In many ways, we’re all guilty of this. We’ve become so reliant on our phones simply because they do so much, they offer so many benefits, so many different features to make our lives easier. When asked at a meeting, or a conference, to switch off, how many of us just set them to silent? We’ve become so worried that we’ll miss something, a call, a message, an email. Of course, its ridiculous when we think about it. Many of us got through whole decades without this technology, yet its become such a part of us, of our daily life, we’ve become programmed to react and interact with it on a minute by minute basis. We know all of this. But it makes very little difference. If we don’t receive a notification for a few minutes, we wonder why, so we check the screen. We carry on regardless, placing our smartphone next to our plate when we’re out for dinner. Knife, fork, salt, pepper, phone…. right?

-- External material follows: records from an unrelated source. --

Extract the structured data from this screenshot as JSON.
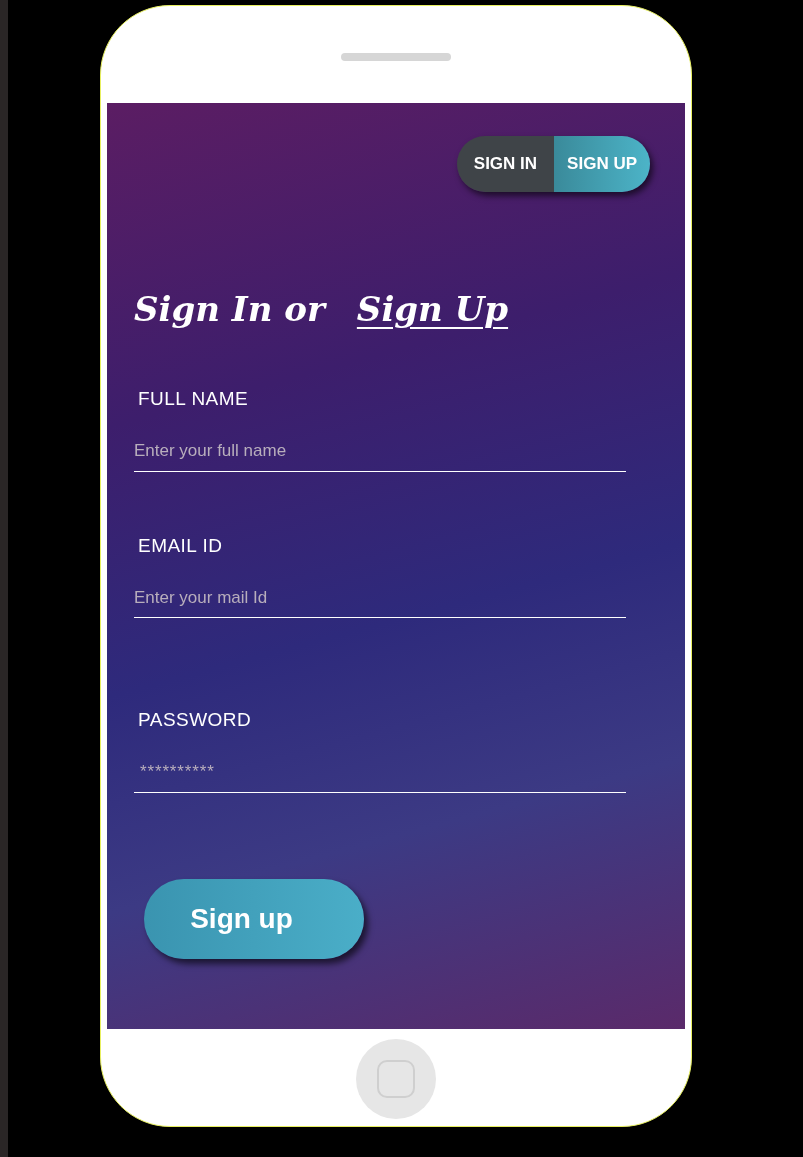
{
  "toggle": [
    {
      "label": "SIGN IN",
      "selected": false
    },
    {
      "label": "SIGN UP",
      "selected": true
    }
  ],
  "heading": {
    "text": "Sign In or",
    "link": "Sign Up"
  },
  "fields": [
    {
      "label": "FULL NAME",
      "placeholder": "Enter your full name",
      "kind": "text"
    },
    {
      "label": "EMAIL ID",
      "placeholder": "Enter your mail Id",
      "kind": "email"
    },
    {
      "label": "PASSWORD",
      "placeholder": "**********",
      "kind": "password"
    }
  ],
  "submit": "Sign up"
}
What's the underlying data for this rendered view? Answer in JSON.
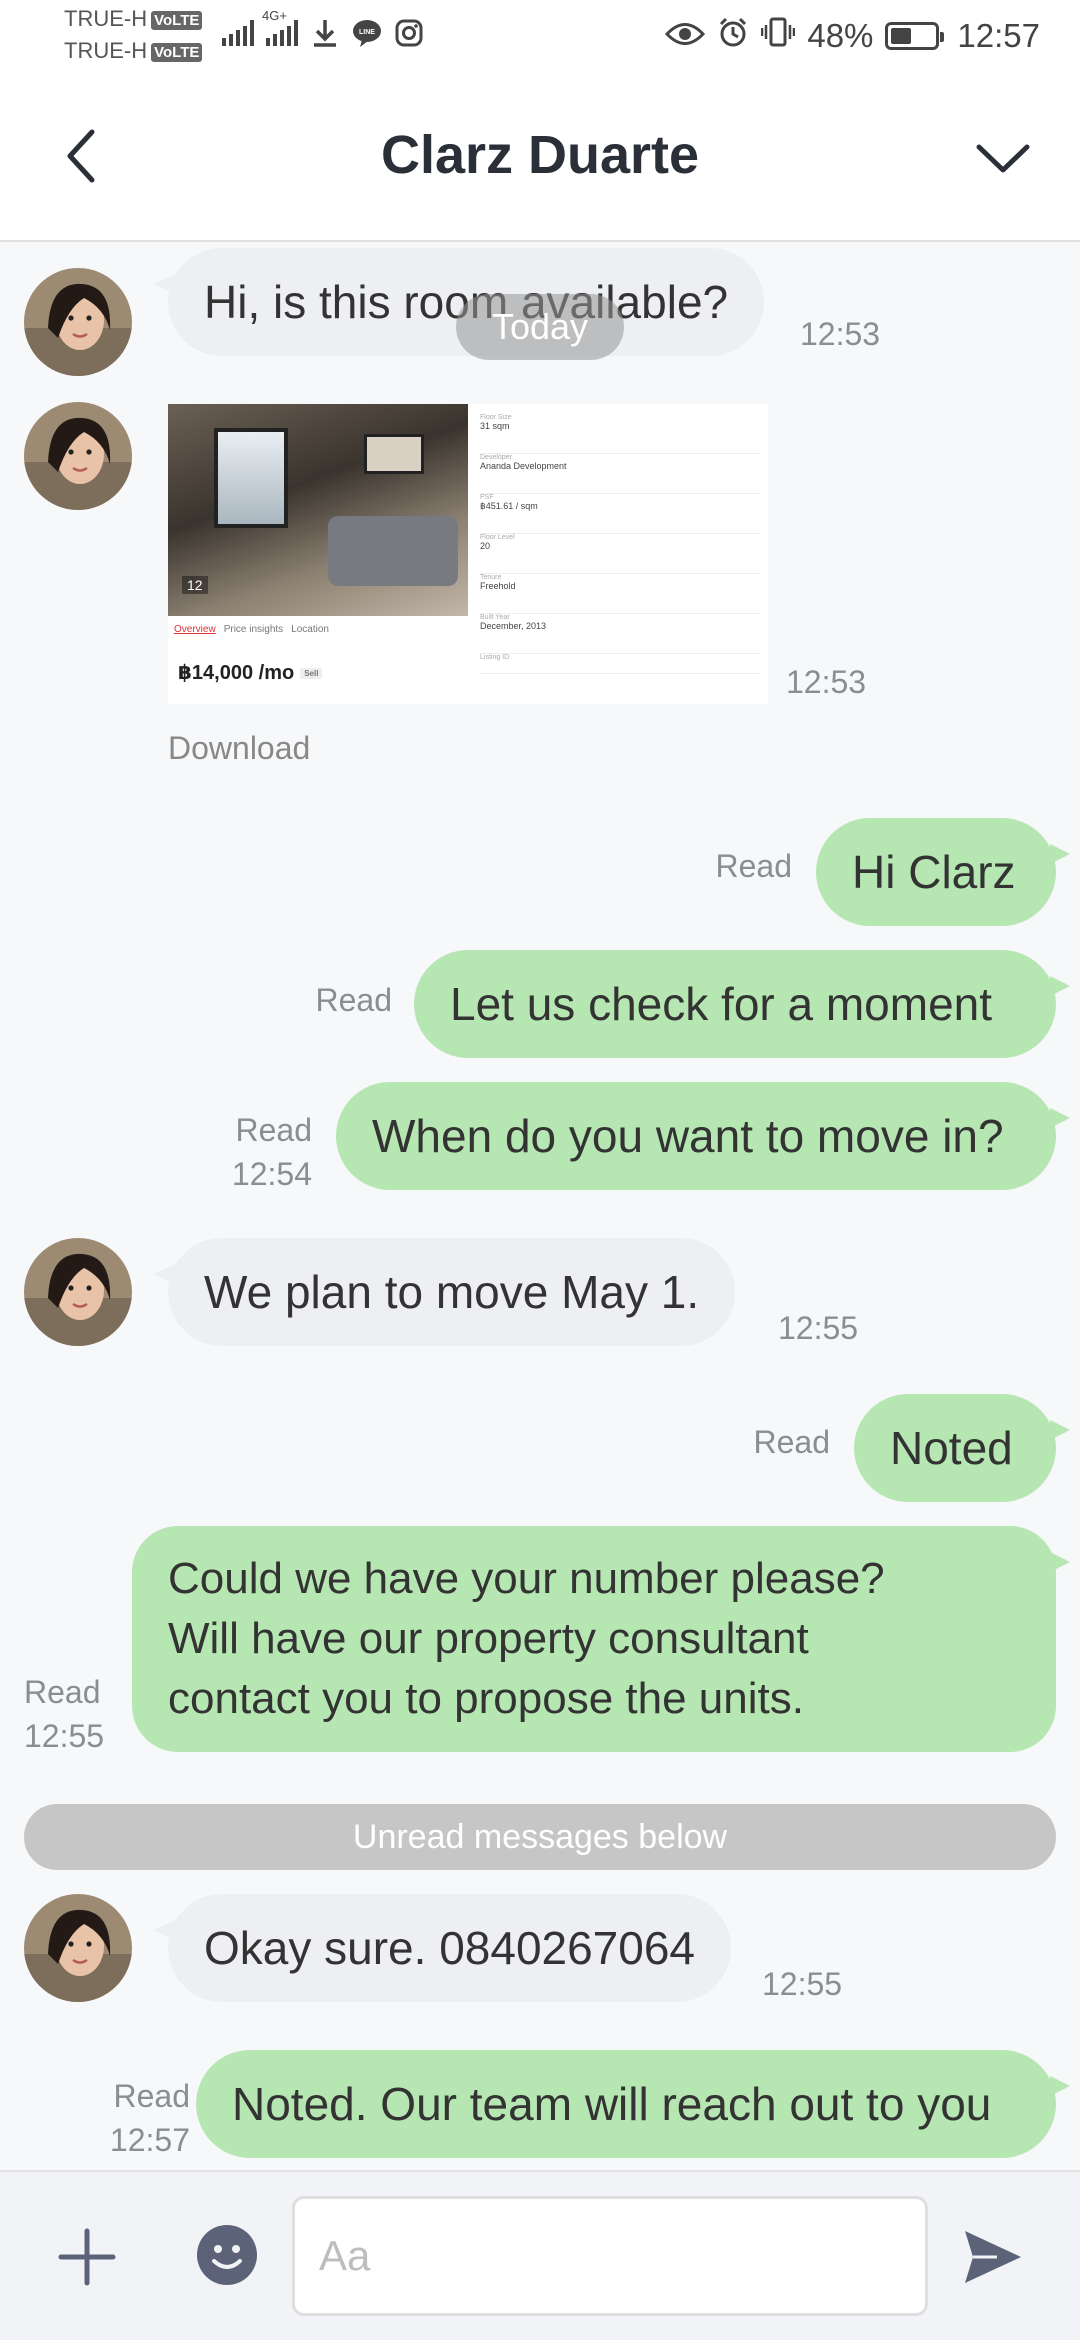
{
  "status_bar": {
    "carrier_1": "TRUE-H",
    "carrier_2": "TRUE-H",
    "volte": "VoLTE",
    "net_label": "4G+",
    "battery_percent": "48%",
    "battery_level": 0.48,
    "time": "12:57"
  },
  "header": {
    "title": "Clarz Duarte"
  },
  "chat": {
    "date_separator": "Today",
    "download_label": "Download",
    "unread_label": "Unread messages below",
    "listing": {
      "price": "฿14,000 /mo",
      "price_tag": "Sell",
      "photo_count": "12",
      "tabs": [
        "Overview",
        "Price insights",
        "Location"
      ],
      "details": [
        {
          "k": "Floor Size",
          "v": "31 sqm"
        },
        {
          "k": "Developer",
          "v": "Ananda Development"
        },
        {
          "k": "PSF",
          "v": "฿451.61 / sqm"
        },
        {
          "k": "Floor Level",
          "v": "20"
        },
        {
          "k": "Tenure",
          "v": "Freehold"
        },
        {
          "k": "Built Year",
          "v": "December, 2013"
        },
        {
          "k": "Listing ID",
          "v": ""
        }
      ]
    },
    "messages": [
      {
        "direction": "in",
        "text": "Hi, is this room available?",
        "time": "12:53"
      },
      {
        "direction": "in",
        "type": "image",
        "time": "12:53"
      },
      {
        "direction": "out",
        "text": "Hi Clarz",
        "status": "Read"
      },
      {
        "direction": "out",
        "text": "Let us check for a moment",
        "status": "Read"
      },
      {
        "direction": "out",
        "text": "When do you want to move in?",
        "status": "Read",
        "time": "12:54"
      },
      {
        "direction": "in",
        "text": "We plan to move May 1.",
        "time": "12:55"
      },
      {
        "direction": "out",
        "text": "Noted",
        "status": "Read"
      },
      {
        "direction": "out",
        "lines": [
          "Could we have your number please?",
          "Will have our property consultant",
          "contact you to propose the units."
        ],
        "status": "Read",
        "time": "12:55"
      },
      {
        "direction": "in",
        "text": "Okay sure. 0840267064",
        "time": "12:55"
      },
      {
        "direction": "out",
        "text": "Noted. Our team will reach out to you",
        "status": "Read",
        "time": "12:57"
      }
    ]
  },
  "input_bar": {
    "placeholder": "Aa"
  },
  "colors": {
    "outgoing_bubble": "#b6e7b2",
    "incoming_bubble": "#eeeff2",
    "icon_color": "#5c6378"
  }
}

So, we get the point. We understand his point about our reliance, our dependence on tech. And there’s an unspoken agreement that we’ll just carry on behaving as we do.
But…
There’s always a but. Maybe there's another way of looking at this. Simon Sinek is in his mid forties. He remembers a world before the internet, his parents never owned a mobile phone, there was no computer in the family home. He grew up and went to school before the internet was so universally accessible. Many of us remember that same world. A world where the only handheld communications device we were aware of belonged to Captain Kirk on Star Trek! Somehow, we managed to scrape through those dark pre-internet days, we grew up, and we had children. We gave the world the Millennials that Simon Sinek speaks of.
Obviously, this generation have grown with the technology. Its how they communicate, how they entertain themselves. They use it in work and play, and they’re able, more able than any generation, in fact, to reap the rich benefits of the world that surrounds them, thanks to that technology. It has informed and influenced their lives since the day they were born, and it always will. Actually, further to that, its influence is still very much growing. We are already seeing the next generation of technological development in VR, AR, and wearable tech.

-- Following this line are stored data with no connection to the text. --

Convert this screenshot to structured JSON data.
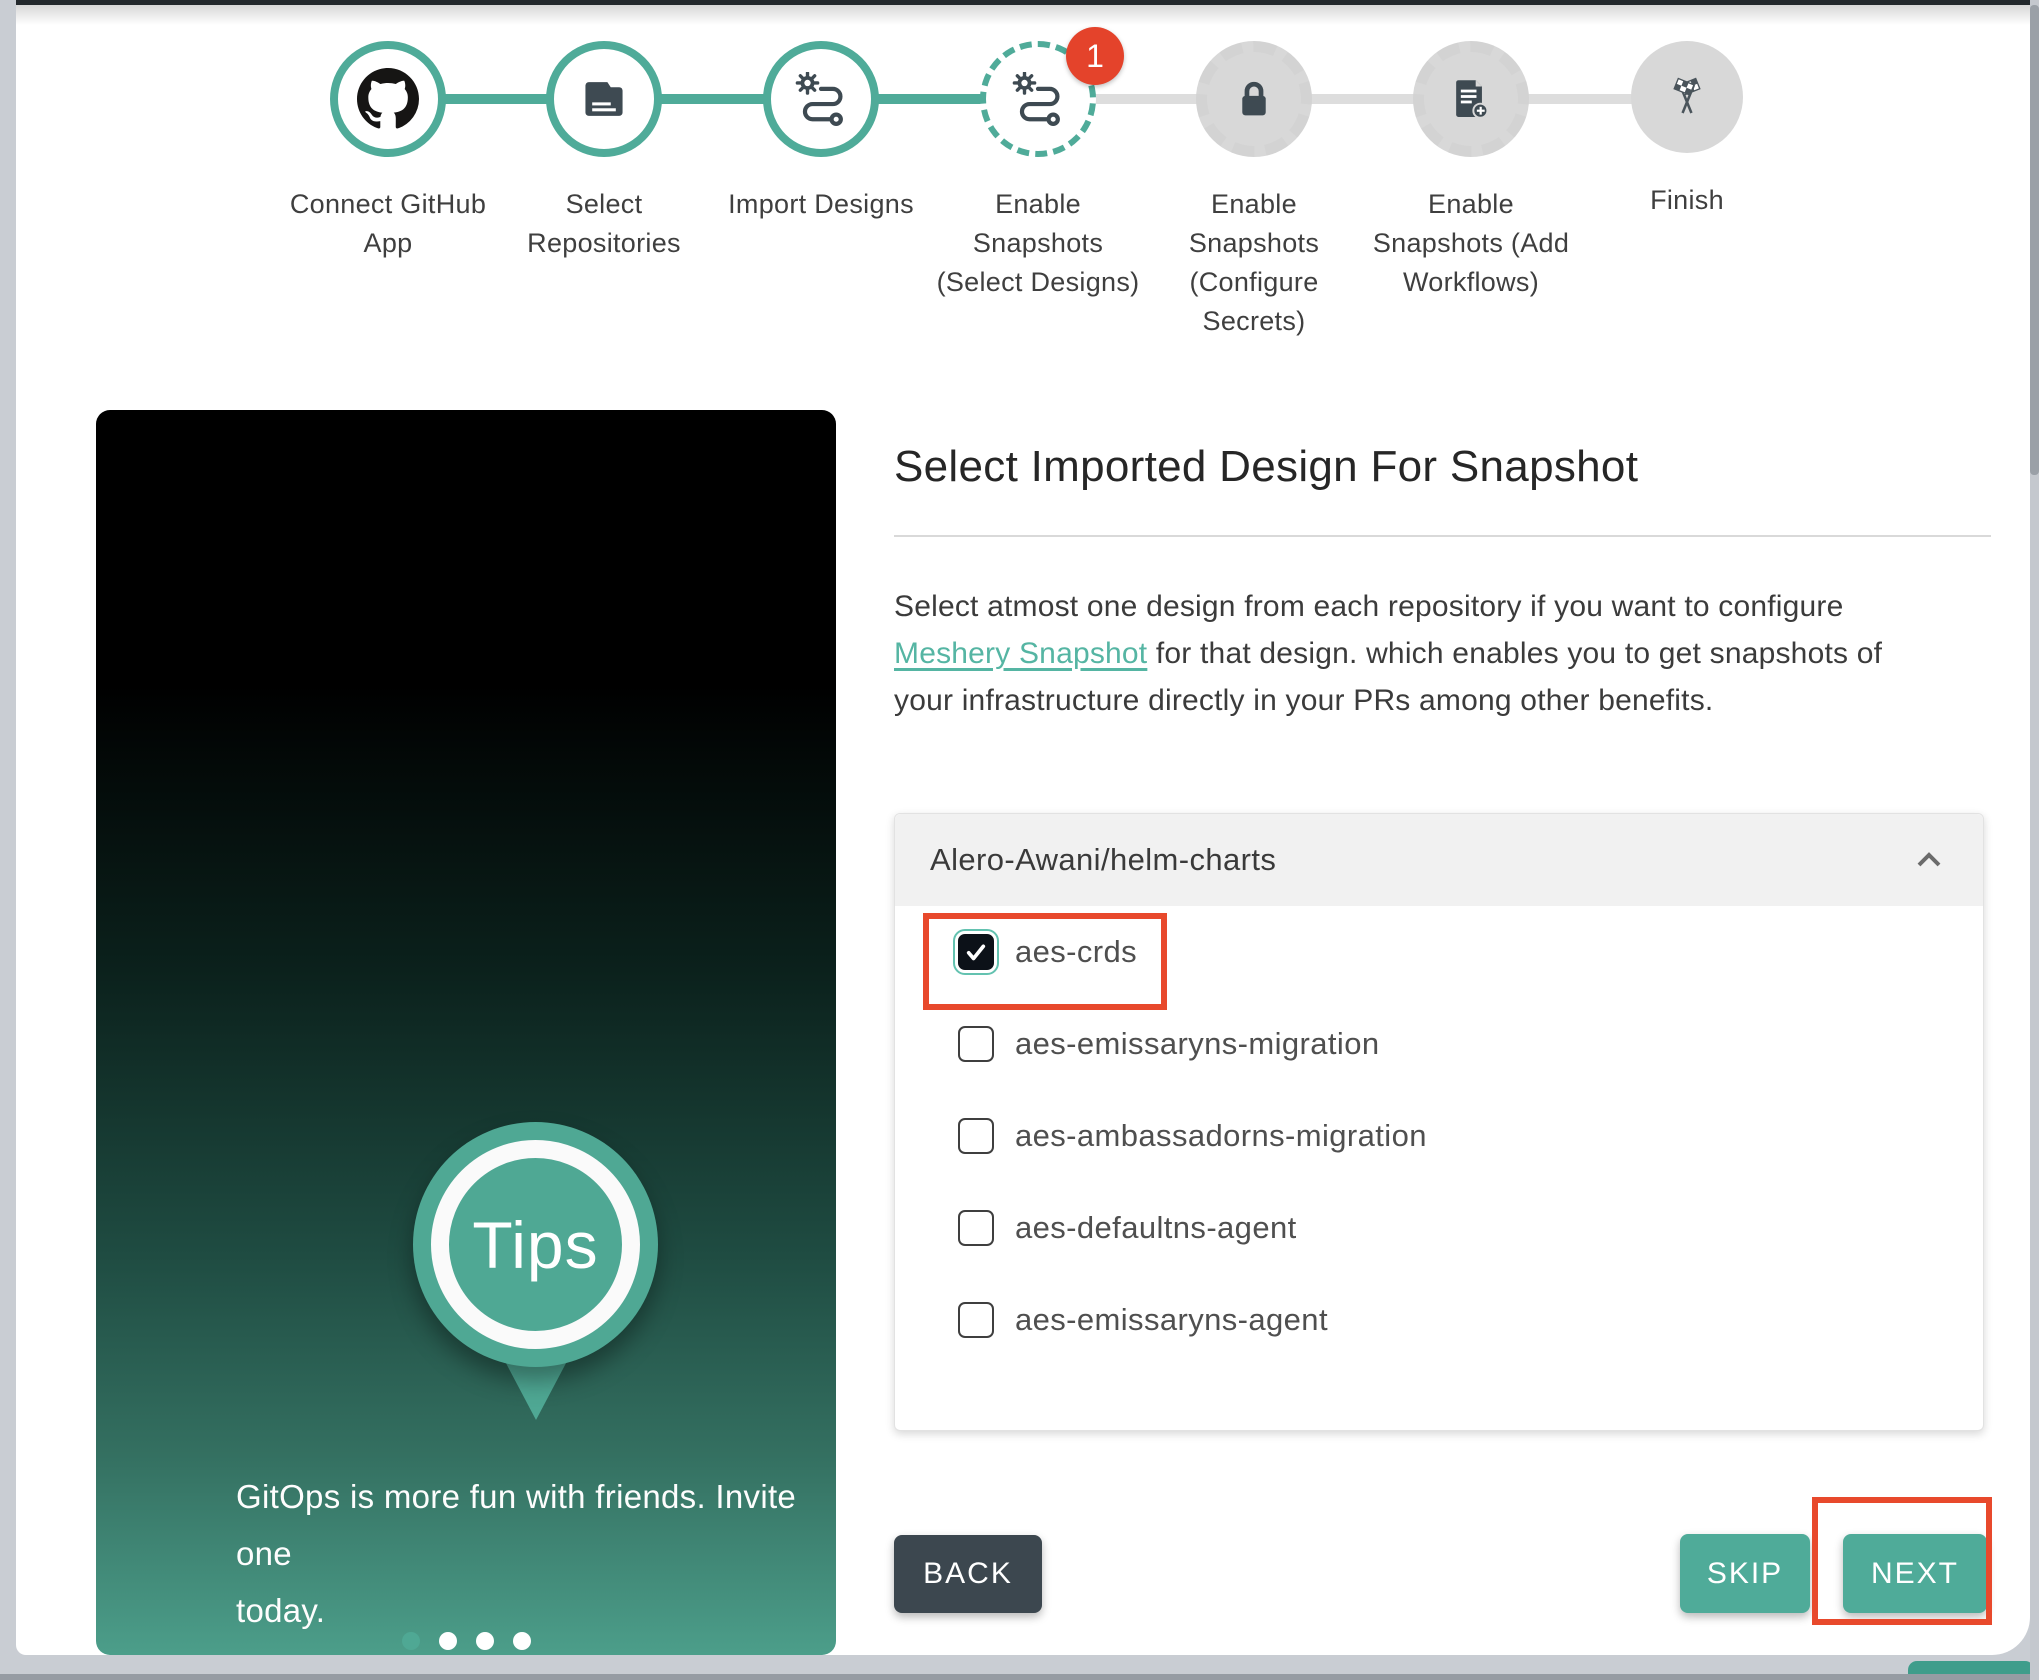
{
  "stepper": {
    "steps": [
      {
        "label": "Connect GitHub\nApp",
        "state": "completed",
        "icon": "github-icon"
      },
      {
        "label": "Select\nRepositories",
        "state": "completed",
        "icon": "repository-icon"
      },
      {
        "label": "Import Designs",
        "state": "completed",
        "icon": "route-icon"
      },
      {
        "label": "Enable\nSnapshots\n(Select Designs)",
        "state": "active",
        "icon": "route-icon",
        "badge": "1"
      },
      {
        "label": "Enable\nSnapshots\n(Configure\nSecrets)",
        "state": "upcoming",
        "icon": "lock-icon"
      },
      {
        "label": "Enable\nSnapshots (Add\nWorkflows)",
        "state": "upcoming",
        "icon": "document-add-icon"
      },
      {
        "label": "Finish",
        "state": "upcoming",
        "icon": "finish-flags-icon"
      }
    ]
  },
  "tips": {
    "badge_title": "Tips",
    "message": "GitOps is more fun with friends. Invite one\ntoday.",
    "carousel_dot_count": 4,
    "active_dot_index": 0
  },
  "content": {
    "heading": "Select Imported Design For Snapshot",
    "description": {
      "before_link": "Select atmost one design from each repository if you want to configure ",
      "link_text": "Meshery Snapshot",
      "after_link": " for that design. which enables you to get snapshots of your infrastructure directly in your PRs among other benefits."
    },
    "repository": {
      "name": "Alero-Awani/helm-charts",
      "expanded": true,
      "designs": [
        {
          "label": "aes-crds",
          "checked": true,
          "annotated": true
        },
        {
          "label": "aes-emissaryns-migration",
          "checked": false
        },
        {
          "label": "aes-ambassadorns-migration",
          "checked": false
        },
        {
          "label": "aes-defaultns-agent",
          "checked": false
        },
        {
          "label": "aes-emissaryns-agent",
          "checked": false
        }
      ]
    },
    "actions": {
      "back": "BACK",
      "skip": "SKIP",
      "next": "NEXT"
    }
  },
  "annotations": [
    "selected-design-checkbox",
    "next-button"
  ],
  "colors": {
    "teal": "#4fab99",
    "link_teal": "#55b5a3",
    "annotation_red": "#e8492c",
    "badge_red": "#e4432b",
    "dark_button": "#3c474f",
    "pending_gray": "#d8d8d8",
    "page_background": "#c9cdd3"
  }
}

So surely it would make far more sense for leaders and organisations to embrace this fact, to embrace and welcome the technology as it develops. As millennials have entered the workplace over the past few years, they’ve brought with them their understanding and appreciation of the power of the tech. They not only understand it, they expect it. Their relationship with technology is fundamental rather than supplementary. They want to work in an environment that, like them, relies on technology. A working environment that provides the answers they need via that technology, and that makes it accessible and relatable to them and their lives.
By embracing technology, recognising its importance to the new working generation, and harnessing its many benefits in areas such as Learning and Development, organisations are able to provide training solutions which are more easily accessed, more engaging with their audience, and with direct, measurable results.
Users of Wranx only need to engage with the platform for just a few minutes each day, leaving plenty of time for them to put the phone down for long enough to focus on building lasting, meaningful, and worthwhile human relationships!
And we feel sure that Simon Sinek would approve!